Jeśli chcesz spróbować grać na poważnie i nie ryzykować zbyt wiele - wpłać 50 zł na konto bukmachera u którego będziesz ćwiczył. Będzie to strasznie nudne, więc jeśli będziesz miał zamiar grać bardziej rozrywkowo to nie mieszaj tych pieniędzy (graj u dwóch różnych).
Najlepiej, żeby bukmacher u którego będziesz grał na poważnie miał jak najniższy minimalny zakład. Graj zakłady pojedyncze, podwójne, max. potrójne.
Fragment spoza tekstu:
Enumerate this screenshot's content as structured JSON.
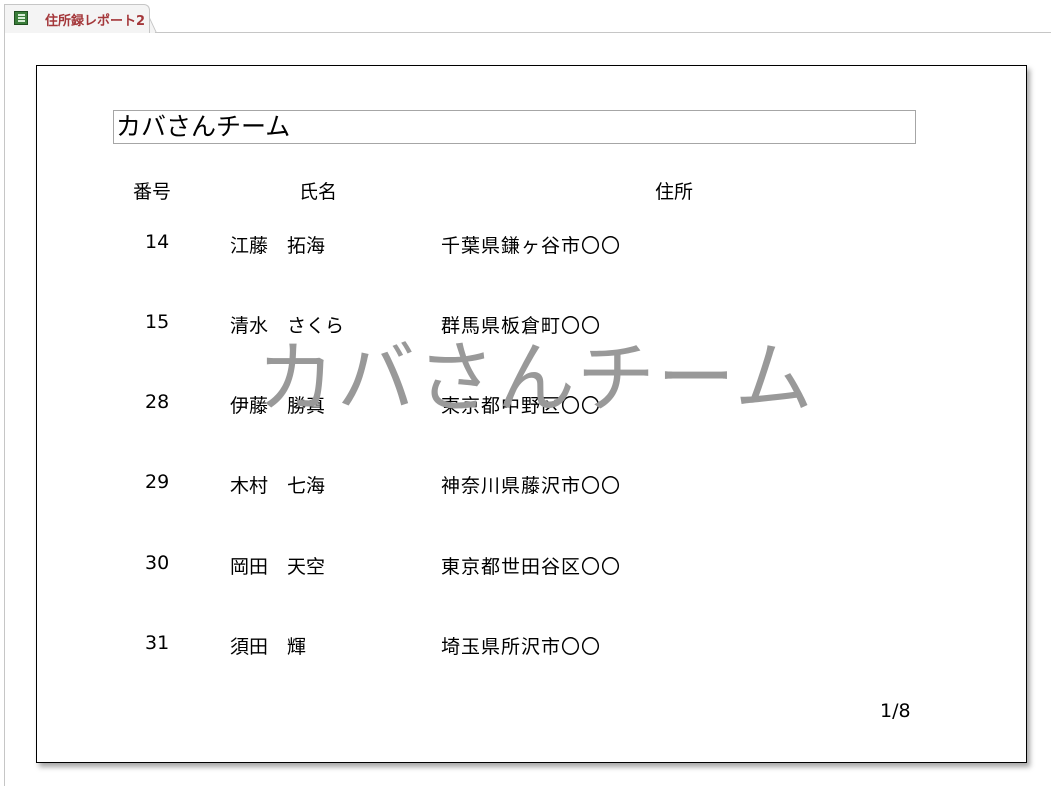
{
  "tab": {
    "title": "住所録レポート2",
    "icon": "report-icon"
  },
  "report": {
    "title": "カバさんチーム",
    "watermark": "カバさんチーム",
    "headers": {
      "number": "番号",
      "name": "氏名",
      "address": "住所"
    },
    "rows": [
      {
        "number": "14",
        "name": "江藤　拓海",
        "address": "千葉県鎌ヶ谷市〇〇"
      },
      {
        "number": "15",
        "name": "清水　さくら",
        "address": "群馬県板倉町〇〇"
      },
      {
        "number": "28",
        "name": "伊藤　勝真",
        "address": "東京都中野区〇〇"
      },
      {
        "number": "29",
        "name": "木村　七海",
        "address": "神奈川県藤沢市〇〇"
      },
      {
        "number": "30",
        "name": "岡田　天空",
        "address": "東京都世田谷区〇〇"
      },
      {
        "number": "31",
        "name": "須田　輝",
        "address": "埼玉県所沢市〇〇"
      }
    ],
    "page_indicator": "1/8"
  }
}
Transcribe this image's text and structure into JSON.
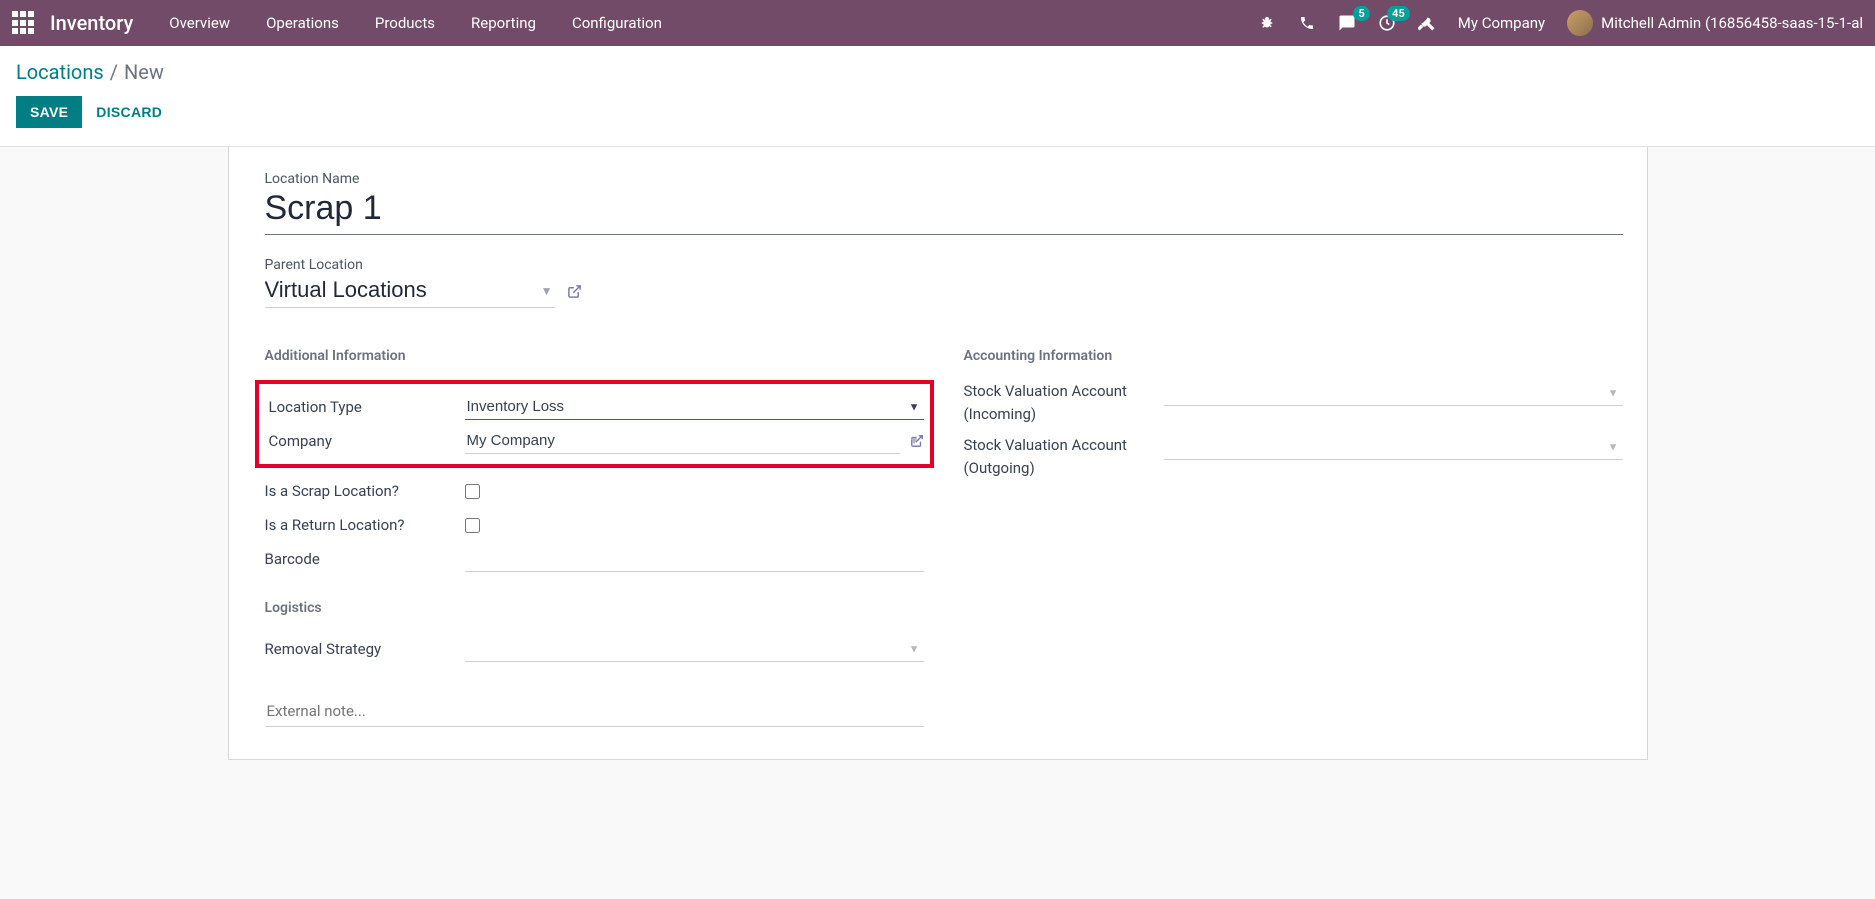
{
  "topbar": {
    "app_title": "Inventory",
    "menu": [
      "Overview",
      "Operations",
      "Products",
      "Reporting",
      "Configuration"
    ],
    "msg_badge": "5",
    "activity_badge": "45",
    "company": "My Company",
    "user": "Mitchell Admin (16856458-saas-15-1-al"
  },
  "breadcrumb": {
    "parent": "Locations",
    "current": "New"
  },
  "actions": {
    "save": "SAVE",
    "discard": "DISCARD"
  },
  "form": {
    "location_name_label": "Location Name",
    "location_name_value": "Scrap 1",
    "parent_location_label": "Parent Location",
    "parent_location_value": "Virtual Locations",
    "sections": {
      "additional": {
        "title": "Additional Information",
        "location_type_label": "Location Type",
        "location_type_value": "Inventory Loss",
        "company_label": "Company",
        "company_value": "My Company",
        "is_scrap_label": "Is a Scrap Location?",
        "is_return_label": "Is a Return Location?",
        "barcode_label": "Barcode",
        "barcode_value": ""
      },
      "accounting": {
        "title": "Accounting Information",
        "sva_in_label": "Stock Valuation Account (Incoming)",
        "sva_in_value": "",
        "sva_out_label": "Stock Valuation Account (Outgoing)",
        "sva_out_value": ""
      },
      "logistics": {
        "title": "Logistics",
        "removal_label": "Removal Strategy",
        "removal_value": ""
      }
    },
    "note_placeholder": "External note..."
  }
}
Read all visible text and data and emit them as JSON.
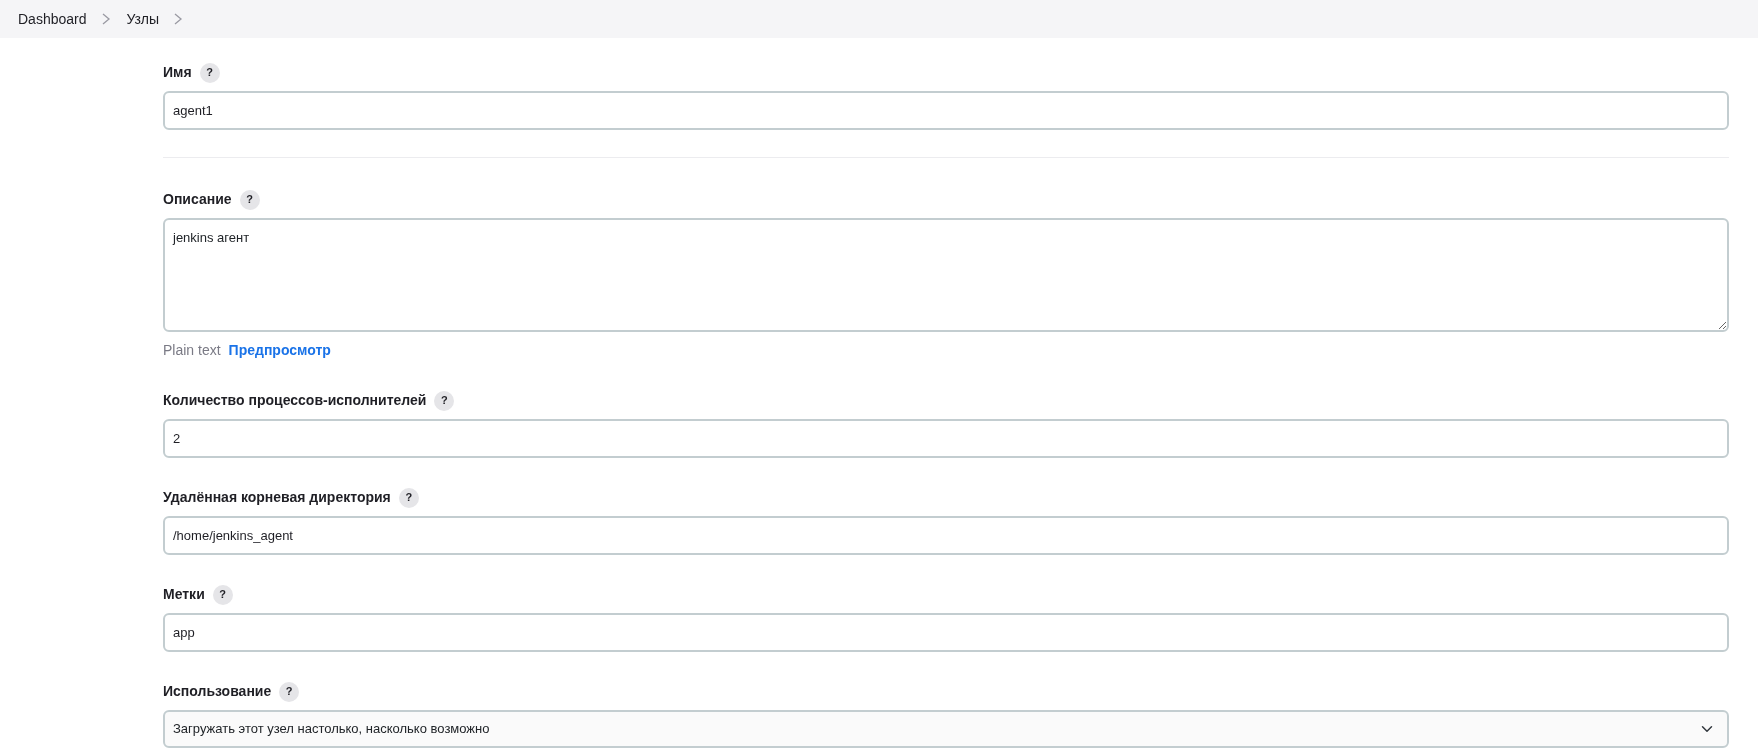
{
  "breadcrumb": [
    {
      "label": "Dashboard"
    },
    {
      "label": "Узлы"
    }
  ],
  "fields": [
    {
      "kind": "text",
      "label": "Имя",
      "help": "?",
      "value": "agent1",
      "divider_after": true
    },
    {
      "kind": "textarea",
      "label": "Описание",
      "help": "?",
      "value": "jenkins агент",
      "format": "Plain text",
      "preview": "Предпросмотр"
    },
    {
      "kind": "text",
      "label": "Количество процессов-исполнителей",
      "help": "?",
      "value": "2"
    },
    {
      "kind": "text",
      "label": "Удалённая корневая директория",
      "help": "?",
      "value": "/home/jenkins_agent"
    },
    {
      "kind": "text",
      "label": "Метки",
      "help": "?",
      "value": "app"
    },
    {
      "kind": "select",
      "label": "Использование",
      "help": "?",
      "value": "Загружать этот узел настолько, насколько возможно"
    }
  ]
}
Single do których jesteś bardzo przekonany graj za MAX. 10% budżetu (takich meczy powinno być stosunkowo BARDZO mało), stawki ryzykowniejszych singli, dubli i trebli odpowiednio zmniejszaj. Wyciągaj wnioski.
Nie myśl o zyskach, nie myśl o odrabianiu strat. Po prostu graj i ucz się. Im mniejszymi kwotami będziesz grał tym więcej dasz sobie czasu na naukę. Traktuj to poważnie, nie myśl o tym, że to 'tylko 5 zł' - myśl o tym, że to spory procent Twojego budżetu. Jeśli nauczysz się dobrze grać na groszach to łatwiej będzie w przyszłości.
Ktoś kiedyś fajnie to opisał jako 'jedzenie małą łyżką'. Niska stawka (%), nie rzucanie się na wielkie AKO, ale jak największa skuteczność typów i mało strat. I ucz się. Poczytaj o kontrowaniu zakładów itd. Tu potrzebna jest intuicja i doświadczenie, więc praktykuj.
Jeśli z 50 zł w mądry konsekwentny sposób (nie na farcie), będziesz potrafił zrobić 100 zł, to zupełnie tak samo jakbyś potrafił podwoić większą kwotę.